Robotic Assisted Radical Prostatectomy
Robotic Assisted Radical Prostatectomy (RARP) is a surgical procedure where the surgeon utilises robotic technology to perform removal of the prostate, seminal vesicles and pelvic lymph nodes in some cases. The procedure is performed for treatment of prostate cancer.
Due to the advantages of the robotic surgical platform patients treated with the robotic approach tend to recover faster. This is all due to a combination of factors such as small keyhole access to perform the operation, precise dissection, minimal blood loss which all translates into quick convalescence, return to work or usual activities.
For this reason, patients are usually able to be discharged home the next day.
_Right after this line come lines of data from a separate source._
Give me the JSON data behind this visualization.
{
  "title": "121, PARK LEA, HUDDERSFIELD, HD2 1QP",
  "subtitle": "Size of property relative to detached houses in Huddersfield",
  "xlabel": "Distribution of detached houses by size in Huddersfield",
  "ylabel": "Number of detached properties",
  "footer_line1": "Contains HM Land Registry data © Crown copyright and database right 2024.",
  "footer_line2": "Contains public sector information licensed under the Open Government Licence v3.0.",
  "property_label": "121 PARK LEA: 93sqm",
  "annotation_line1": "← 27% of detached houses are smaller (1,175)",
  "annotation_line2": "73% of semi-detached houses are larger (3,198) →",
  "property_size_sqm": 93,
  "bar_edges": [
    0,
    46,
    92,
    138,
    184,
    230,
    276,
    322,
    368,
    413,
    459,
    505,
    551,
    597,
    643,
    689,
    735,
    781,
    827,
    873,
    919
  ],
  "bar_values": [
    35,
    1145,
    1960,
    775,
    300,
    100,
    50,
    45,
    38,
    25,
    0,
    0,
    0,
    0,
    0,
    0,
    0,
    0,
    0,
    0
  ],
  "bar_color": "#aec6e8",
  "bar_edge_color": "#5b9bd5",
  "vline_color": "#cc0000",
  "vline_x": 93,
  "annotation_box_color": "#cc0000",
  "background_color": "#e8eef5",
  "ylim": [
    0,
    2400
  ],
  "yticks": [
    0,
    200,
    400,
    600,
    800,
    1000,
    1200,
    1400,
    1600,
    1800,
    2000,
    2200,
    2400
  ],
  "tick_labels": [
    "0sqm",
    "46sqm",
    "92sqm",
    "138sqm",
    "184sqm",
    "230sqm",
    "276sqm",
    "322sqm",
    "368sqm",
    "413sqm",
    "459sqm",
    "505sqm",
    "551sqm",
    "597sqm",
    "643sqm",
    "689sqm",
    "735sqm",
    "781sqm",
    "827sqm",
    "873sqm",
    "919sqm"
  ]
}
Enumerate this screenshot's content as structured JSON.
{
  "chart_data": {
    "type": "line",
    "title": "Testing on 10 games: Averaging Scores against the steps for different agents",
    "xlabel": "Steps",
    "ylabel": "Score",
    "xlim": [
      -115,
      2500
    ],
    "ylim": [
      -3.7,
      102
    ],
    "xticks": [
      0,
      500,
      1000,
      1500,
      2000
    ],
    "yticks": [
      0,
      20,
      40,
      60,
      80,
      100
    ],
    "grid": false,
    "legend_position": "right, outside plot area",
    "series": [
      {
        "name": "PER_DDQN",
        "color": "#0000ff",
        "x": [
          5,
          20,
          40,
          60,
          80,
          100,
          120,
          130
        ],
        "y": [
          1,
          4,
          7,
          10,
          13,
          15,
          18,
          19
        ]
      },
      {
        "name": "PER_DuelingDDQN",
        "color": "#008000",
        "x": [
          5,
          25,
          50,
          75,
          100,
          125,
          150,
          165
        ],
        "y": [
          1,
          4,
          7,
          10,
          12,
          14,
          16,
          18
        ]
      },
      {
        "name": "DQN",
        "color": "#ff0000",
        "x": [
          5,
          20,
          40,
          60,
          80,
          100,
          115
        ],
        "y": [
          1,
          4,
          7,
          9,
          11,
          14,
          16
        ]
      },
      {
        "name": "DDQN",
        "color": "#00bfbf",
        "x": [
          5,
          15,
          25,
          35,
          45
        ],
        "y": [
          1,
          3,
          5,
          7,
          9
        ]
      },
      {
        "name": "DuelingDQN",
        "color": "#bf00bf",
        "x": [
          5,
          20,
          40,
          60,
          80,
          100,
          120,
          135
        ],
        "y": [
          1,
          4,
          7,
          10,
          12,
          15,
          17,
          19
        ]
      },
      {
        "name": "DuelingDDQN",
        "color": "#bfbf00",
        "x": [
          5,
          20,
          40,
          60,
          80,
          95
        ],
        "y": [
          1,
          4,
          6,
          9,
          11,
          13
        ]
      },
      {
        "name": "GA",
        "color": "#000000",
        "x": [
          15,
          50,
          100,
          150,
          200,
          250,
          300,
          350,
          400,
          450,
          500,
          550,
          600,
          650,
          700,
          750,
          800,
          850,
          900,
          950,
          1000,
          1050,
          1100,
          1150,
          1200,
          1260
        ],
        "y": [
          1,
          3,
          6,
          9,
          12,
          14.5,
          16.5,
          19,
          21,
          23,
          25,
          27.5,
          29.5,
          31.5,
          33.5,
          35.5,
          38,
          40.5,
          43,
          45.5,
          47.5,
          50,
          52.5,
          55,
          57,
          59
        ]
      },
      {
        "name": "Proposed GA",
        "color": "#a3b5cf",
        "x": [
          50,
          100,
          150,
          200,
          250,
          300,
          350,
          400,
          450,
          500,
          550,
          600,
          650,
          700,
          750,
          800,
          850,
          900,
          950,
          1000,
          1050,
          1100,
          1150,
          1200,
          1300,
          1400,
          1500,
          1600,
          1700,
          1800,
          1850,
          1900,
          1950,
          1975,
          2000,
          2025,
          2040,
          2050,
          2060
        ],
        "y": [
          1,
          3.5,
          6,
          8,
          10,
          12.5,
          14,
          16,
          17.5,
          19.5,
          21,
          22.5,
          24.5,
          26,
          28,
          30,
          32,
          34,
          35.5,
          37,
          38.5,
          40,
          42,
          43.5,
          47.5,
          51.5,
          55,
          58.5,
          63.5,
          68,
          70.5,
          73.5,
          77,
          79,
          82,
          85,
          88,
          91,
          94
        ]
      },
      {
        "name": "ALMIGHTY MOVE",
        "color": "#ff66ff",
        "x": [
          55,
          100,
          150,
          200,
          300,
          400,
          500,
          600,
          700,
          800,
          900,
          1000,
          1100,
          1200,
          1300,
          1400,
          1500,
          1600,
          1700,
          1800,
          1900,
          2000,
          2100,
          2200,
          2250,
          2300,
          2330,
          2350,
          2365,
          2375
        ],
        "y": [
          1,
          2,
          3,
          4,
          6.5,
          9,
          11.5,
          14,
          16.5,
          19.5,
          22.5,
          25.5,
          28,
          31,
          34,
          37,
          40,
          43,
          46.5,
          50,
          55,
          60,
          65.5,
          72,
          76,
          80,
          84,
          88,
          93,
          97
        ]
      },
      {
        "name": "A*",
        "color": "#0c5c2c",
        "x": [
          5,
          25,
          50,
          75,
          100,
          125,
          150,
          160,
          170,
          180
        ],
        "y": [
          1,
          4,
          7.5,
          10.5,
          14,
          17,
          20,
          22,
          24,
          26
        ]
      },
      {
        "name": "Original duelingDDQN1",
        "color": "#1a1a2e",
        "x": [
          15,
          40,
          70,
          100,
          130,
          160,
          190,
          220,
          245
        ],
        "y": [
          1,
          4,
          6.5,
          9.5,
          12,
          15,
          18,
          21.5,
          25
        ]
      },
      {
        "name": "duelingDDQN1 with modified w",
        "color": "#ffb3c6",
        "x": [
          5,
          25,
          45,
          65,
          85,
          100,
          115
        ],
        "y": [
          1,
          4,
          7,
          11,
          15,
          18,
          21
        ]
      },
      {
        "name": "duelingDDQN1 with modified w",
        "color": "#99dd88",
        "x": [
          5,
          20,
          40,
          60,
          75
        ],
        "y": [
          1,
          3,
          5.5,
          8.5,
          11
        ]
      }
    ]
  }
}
The surgical anastomosis (new join between the urethra and bladder, performed after removal of the prostate to re-establish continuity of the urinary tract) performed robotically is almost always watertight. This virtually eliminates the risk of urine leak and minimises the time the patient has to have a urinary catheter post surgery, on average 5 days (3-7 days). With the open approach this time is usually much longer.
The good vision, magnification and fine instruments of the robotic platform allow for a good nerve sparing surgery to be performed which is important for preservation of erectile function.
Dr Penkoff performs Robotic Assisted Radical Prostatectomy at Ashford Hospital and Calvary North Adelaide Hospital using the Da Vinci Xi system, which is the latest and most refined robotic platform to date.
Dr Penkoff is Fellowship Trained to perform Robotic prostatectomy. Through a process of rigorous mentorship, teaching, supervision and feedback he was able to perform a high volume of this procedure in the UK and Belgium, which has allowed him to be well above the learning curve and therefore his operating times are short, the surgical margin rates are low and results comparable to international standards.